The amended proposal passed mostly along party lines after 11:30 p.m. with LaKeshia Myers, D-Milwaukee, joining Republicans in favor.

“Let me offer congratulations to my colleagues on the other side of the aisle — it took you a long time to get here but, amen, it came,” she said. “Black folks and Hispanic folks in the state of Wisconsin have been screwed by Democrats and Republicans equally. So we get to be friends with benefits with everybody.”

Democrats tried and failed on Thursday to send the bill to committee for further input. The bill bypassed the usual opportunities for public comment and a public hearing.

Assembly Republicans advance child care package

Also on Thursday, the Republican-controlled Assembly approved six bills designed to make child care more affordable.

That includes allowing Wisconsinites to contribute up to $10,000 annually to child care savings accounts, which would be exempt from state income tax. It also includes loosening regulations, so that fewer employees can supervise more children in some settings.

The package now heads to the state Senate.

The Wisconsin Early Childhood Association opposes the bills, saying they could hurt quality and won’t provide substantive help.

“In a reality where (the) child care business model has been on life support for decades, and most providers are on razor-thin margins, the proposal before us today offers very little relief,” said state Rep.
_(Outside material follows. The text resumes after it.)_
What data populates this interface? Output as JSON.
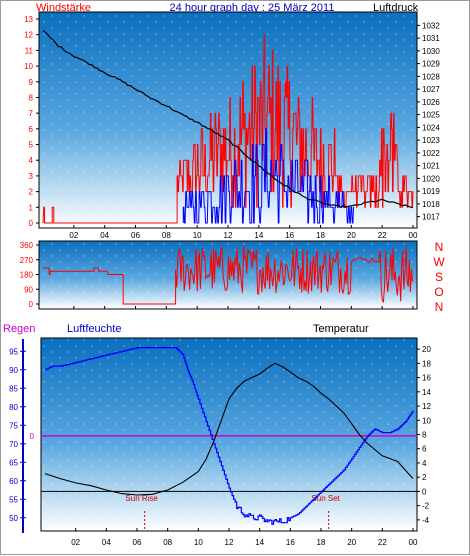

Jill Billings, D-LaCrosse. “Republicans are mistaken in thinking that deregulation will provide access to affordable child care.”

One the recently-advanced bills would set up an interest-free revolving loan fund, so that child care centers could borrow money for renovations. Leaders of the Wisconsin Early Childhood Association, which advocates for the interests of day care centers and other providers, have argued that such a fund should offer grants instead of loans.

“Overwhelmingly, providers have stated that they would not use this program, since they would have difficulty repaying any kind of a loan due to lack of profit in this field,” Billings said.

Democrats have tried to pass an amendment, which would have replaced the loans with grants.

Gov. Tony Evers and other Democrats also tried and failed to get Republican lawmakers to allocate more than $300 million in state funding over two years to continue the federal Child Care Counts program. That pandemic-era program gave grants to thousands of Wisconsin child care centers to help cover costs including wages, rent and utilities, but it’s set to expire in early 2024.

But state Rep. Karen Hurd, R-Fall Creek, said propping up Child Care Counts wouldn’t fix an industry with a “broken business model.”

“We have to address the cause,” Hurd said. “We can’t just address a symptom by putting a BAND-AID on it that’s temporary.”